Boundaries of Psychopathology
Phenomenology, or "subjective psychopathology," deals with the subjective phenomena of mental life. It is one of the four component disciplines of "psychopathology" with the special task to provide "a concrete description of the psychic states" experienced by the patient. Because of its utmost importance in the diagnostic process and classification of mental illness, the term "phenomenology" is frequently used in an interchangeable manner with "psychopathology." However, while the task of "phenomenology" is to present the "psychic states" experienced by the patient "for observation" and to render these "psychic realities," "intelligible" by concepts and "a suitable terminology," which can be communicated to others, the task of "psychopathology" is to integrate the information contributed by "phenomenology" with the information contributed by the other component disciplines. These other disciplines are "objective psychopathology" dealing with "observable performances" and "somatic (physical) accompaniments or consequences of psychic events"; "understanding psychopathology," dealing with "meaningful connections" and "comprehensible relations"; and "explanatory psychopathology," dealing with "causal connections" and "causal explanations," i.e., with findings "by repeated experience that a number of phenomena are regularly linked together" in a particular manner with another "intrinsic" or "extrinsic" factor (Jaspers, 1962; Pichot, 1983).

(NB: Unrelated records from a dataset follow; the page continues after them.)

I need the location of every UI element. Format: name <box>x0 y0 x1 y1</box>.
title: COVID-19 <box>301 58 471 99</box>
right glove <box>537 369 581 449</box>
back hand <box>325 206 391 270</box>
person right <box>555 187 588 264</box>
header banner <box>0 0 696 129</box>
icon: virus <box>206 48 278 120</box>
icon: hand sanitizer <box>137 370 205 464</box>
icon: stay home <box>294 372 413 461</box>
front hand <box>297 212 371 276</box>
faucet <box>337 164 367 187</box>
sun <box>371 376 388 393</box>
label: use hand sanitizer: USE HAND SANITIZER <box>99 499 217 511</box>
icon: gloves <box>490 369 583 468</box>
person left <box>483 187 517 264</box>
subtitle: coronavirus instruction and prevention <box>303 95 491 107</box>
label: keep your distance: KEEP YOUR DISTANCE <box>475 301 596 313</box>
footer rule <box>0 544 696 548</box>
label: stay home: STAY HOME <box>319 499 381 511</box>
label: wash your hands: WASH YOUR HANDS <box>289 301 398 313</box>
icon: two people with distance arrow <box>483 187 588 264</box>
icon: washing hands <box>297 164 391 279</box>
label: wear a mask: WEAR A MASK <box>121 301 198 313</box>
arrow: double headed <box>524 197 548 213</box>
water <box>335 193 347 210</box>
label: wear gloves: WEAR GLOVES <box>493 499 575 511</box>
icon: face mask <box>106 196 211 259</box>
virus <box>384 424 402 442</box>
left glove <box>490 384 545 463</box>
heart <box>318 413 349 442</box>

A closely related discipline to "psychopathology" is "pathopsychology," or "abnormal psychology." The essential difference between the two disciplines is that in "pathopsychology" abnormal "mental phenomena" are perceived and understood in terms of deviations from the statistical mean, accepted as normal for the subject's social background, whereas in "psycho- pathology," abnormal "mental phenomena" are perceived and understood within the frame of reference of mental illness (Juhasz and Petho, 1983; Schneider, 1958).